We use information to provide, maintain, and secure SAGEOBOT; authenticate users; enforce admin/client roles and site access; generate, improve, schedule, and publish SEO content; process subscriptions and invoices; analyze product usage; debug issues; detect abuse; comply with legal obligations; and enforce agreements.

Data retention

Account, site, billing, content, integration, audit, and operational data is kept for as long as needed to provide SAGEOBOT, meet security and legal obligations, resolve disputes, and enforce agreements. The latest recorded Terms acceptance and Privacy Policy acknowledgement are retained to evidence the applicable versions. Billing and invoice records may be retained for statutory accounting periods. Connected integration tokens are kept while the integration remains connected. Google Search Console snapshots, generated content, and site configuration are kept while the site or account is active unless deleted earlier. Analytics retention depends on the configured PostHog workspace settings. We delete or anonymize data when it is no longer needed, unless retention is required for legal, billing, security, backup, or operational reasons.

Your rights under GDPR

Where GDPR applies, you may have the following rights:

  • Access the personal data we hold about you.
  • Correct inaccurate or incomplete data.
  • Request deletion of personal data.
  • Restrict or object to certain processing.
  • Request data portability.
  • Withdraw consent where processing is based on consent.
  • Object to processing based on legitimate interests.
  • Lodge a complaint with a supervisory authority.

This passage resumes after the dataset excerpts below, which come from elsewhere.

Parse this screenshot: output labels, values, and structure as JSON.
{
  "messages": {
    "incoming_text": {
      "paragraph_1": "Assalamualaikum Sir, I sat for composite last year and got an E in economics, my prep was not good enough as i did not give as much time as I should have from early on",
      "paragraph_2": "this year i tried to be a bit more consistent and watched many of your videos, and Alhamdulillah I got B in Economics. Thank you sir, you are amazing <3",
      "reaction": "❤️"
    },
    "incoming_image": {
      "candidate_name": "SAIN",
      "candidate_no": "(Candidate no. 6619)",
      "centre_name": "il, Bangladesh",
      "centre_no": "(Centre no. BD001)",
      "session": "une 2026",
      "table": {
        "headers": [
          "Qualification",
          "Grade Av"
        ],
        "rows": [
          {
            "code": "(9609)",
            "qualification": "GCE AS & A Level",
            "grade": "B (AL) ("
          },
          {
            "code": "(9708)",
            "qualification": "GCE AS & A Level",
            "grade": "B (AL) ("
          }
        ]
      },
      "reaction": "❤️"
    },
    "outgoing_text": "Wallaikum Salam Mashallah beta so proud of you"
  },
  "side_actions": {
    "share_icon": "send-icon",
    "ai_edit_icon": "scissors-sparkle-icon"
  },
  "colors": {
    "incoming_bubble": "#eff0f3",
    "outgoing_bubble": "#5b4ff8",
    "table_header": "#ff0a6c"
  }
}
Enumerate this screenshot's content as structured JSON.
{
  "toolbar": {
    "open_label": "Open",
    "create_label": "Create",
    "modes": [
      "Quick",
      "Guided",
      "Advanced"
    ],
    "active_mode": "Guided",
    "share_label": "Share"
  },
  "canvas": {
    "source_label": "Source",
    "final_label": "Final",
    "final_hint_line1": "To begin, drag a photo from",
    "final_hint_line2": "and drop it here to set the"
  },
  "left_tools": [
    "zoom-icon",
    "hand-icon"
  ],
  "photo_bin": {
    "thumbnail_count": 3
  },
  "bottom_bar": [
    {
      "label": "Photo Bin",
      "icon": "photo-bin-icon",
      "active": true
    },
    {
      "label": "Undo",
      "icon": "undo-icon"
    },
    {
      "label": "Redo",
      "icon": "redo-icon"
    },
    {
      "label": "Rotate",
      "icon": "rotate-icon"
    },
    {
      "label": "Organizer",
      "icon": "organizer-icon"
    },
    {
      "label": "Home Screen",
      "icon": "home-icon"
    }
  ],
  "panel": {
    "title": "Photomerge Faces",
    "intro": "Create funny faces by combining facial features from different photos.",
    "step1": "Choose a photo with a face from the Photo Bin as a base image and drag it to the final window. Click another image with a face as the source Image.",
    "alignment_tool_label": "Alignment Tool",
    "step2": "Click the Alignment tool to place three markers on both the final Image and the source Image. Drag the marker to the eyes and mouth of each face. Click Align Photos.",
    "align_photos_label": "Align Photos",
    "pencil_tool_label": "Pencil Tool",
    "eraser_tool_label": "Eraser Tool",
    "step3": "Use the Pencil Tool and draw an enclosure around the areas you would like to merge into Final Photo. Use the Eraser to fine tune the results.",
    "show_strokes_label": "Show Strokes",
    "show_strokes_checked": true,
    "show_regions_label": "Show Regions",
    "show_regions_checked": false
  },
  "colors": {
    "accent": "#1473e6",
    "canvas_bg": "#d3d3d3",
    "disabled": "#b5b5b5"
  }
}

To exercise these rights, contact hello@sageobot.com. You may also complain to your local data protection authority.

International transfers

SAGEOBOT and its service providers may process data in countries outside your jurisdiction, including countries outside the European Economic Area and the United States. Where required, transfers are handled through appropriate safeguards such as provider data processing terms, standard contractual clauses, adequacy decisions, or equivalent mechanisms.

Data security

We use technical and organizational measures designed to protect personal data, including HTTPS, authenticated API access, role-based access controls, Firebase token verification, audit logging, secret management, and provider security controls. No system is perfectly secure, and users are responsible for keeping account credentials and integration credentials safe.

Children's privacy

SAGEOBOT is not directed at children under 16. We do not knowingly collect personal data from children. If you believe a child has provided data, contact us so we can address it.

Changes to this policy

We may update this policy to reflect product, provider, or legal changes. The Last updated date shows when it was last revised.